As family practitioners who practice statewide, we feel compelled to respond to the recent editorial concerning proposed changes to the Connecticut Rules of Court. The proposal before the Rules Committee to amend Section 11-19 of the Practice Book to reduce the time for a family judge to issue a decision from 120 to 30 days is unwarranted.

This proposal is a solution looking for a problem.

At least in the last 10 years, we have appeared in front of countless judges on family short calendar matters and have rarely received a decision that was issued beyond 45 days. The editorial board's proposal (when combined with the proposed 30-day rule change) that a family court must hold a hearing on any scheduled pendente lite or post-judgment contempt matter within 14 days of the date it is "ready" is laudable in theory. This is not possible, however, without sufficient judges and staff to handle the demands created by such timing.

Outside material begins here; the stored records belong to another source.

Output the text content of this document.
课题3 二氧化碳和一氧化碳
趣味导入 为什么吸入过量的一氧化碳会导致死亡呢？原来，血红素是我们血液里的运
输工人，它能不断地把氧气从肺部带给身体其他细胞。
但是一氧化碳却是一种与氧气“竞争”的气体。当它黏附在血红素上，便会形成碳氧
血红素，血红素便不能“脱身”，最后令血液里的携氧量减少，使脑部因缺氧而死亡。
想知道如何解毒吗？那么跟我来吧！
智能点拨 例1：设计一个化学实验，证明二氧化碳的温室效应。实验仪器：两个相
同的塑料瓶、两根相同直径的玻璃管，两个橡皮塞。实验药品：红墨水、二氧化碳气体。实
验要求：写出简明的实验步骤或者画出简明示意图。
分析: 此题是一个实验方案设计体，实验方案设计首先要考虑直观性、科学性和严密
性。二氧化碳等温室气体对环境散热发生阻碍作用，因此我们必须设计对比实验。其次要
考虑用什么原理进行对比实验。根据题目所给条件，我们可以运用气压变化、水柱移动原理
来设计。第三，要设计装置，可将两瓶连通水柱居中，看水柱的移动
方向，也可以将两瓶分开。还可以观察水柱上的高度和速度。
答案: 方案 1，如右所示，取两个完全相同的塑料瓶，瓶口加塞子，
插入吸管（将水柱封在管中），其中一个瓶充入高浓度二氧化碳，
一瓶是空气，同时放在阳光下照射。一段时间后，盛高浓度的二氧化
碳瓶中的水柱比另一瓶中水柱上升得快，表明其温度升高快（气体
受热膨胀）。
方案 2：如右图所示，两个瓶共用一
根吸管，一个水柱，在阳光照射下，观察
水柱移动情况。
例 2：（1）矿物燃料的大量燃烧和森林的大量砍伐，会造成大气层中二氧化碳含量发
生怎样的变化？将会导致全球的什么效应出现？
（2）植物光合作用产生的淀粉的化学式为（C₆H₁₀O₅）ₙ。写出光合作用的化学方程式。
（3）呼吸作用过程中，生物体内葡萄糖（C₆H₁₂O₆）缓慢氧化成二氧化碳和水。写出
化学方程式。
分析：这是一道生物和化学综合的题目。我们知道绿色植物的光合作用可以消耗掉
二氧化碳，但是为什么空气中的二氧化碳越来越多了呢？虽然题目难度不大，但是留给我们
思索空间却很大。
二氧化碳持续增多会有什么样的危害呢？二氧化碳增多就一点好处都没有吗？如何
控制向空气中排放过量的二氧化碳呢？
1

A typical family docket includes—in addition to routine motions—restraining orders, ex parte applications for emergency relief, and GAL report-backs, many of which are required to be adjudicated and heard within specific statutory timelines.

The combined rule and proposal also fail to take into account the inherent complexity of many of the issues presented in family court which often require briefings, extensive testimony and legal argument. While expedience is important, it should not be at the expense of thoughtful and deliberate decision-making. Additionally, the combined rule/proposal fails to take into consideration the frequent need for discovery, especially where the remedies sought may include significant financial sanctions—and even incarceration.

If documents from a nonparty are needed to defend or prosecute such a motion, the current rules require the subpoena to be served no less than 15 days before the date of requested compliance. The proposal would force defending counsel to cobble together a defense (as opposed to preparing a robust and thorough defense) to serve a formulaic rule. In judicial districts where a motion is automatically marked ready (as soon as it calendars), this further compounds the problem.

Chief Administrative Judge for Family Matters Michael Albis recently stated his intention to initiate the "Family Triage Program," which will, among other things, assign one judge and one family relations officer to each case at the commencement of, and for the duration of, the case. This program will empower judges with broad discretion to determine when to schedule motions for hearings.

This initiative, as opposed to the proposed rule changes, permits a thoughtful and tailored case management approach in lieu of being a slave to firm and arbitrary deadlines. We believe that this initiative is the correct approach to address the complexity and sensitivities needed in family court matters.

The writers are with the West Hartford law firms Berman Mickelson Dembo & Jacobs and Taboada Rochlin Govier.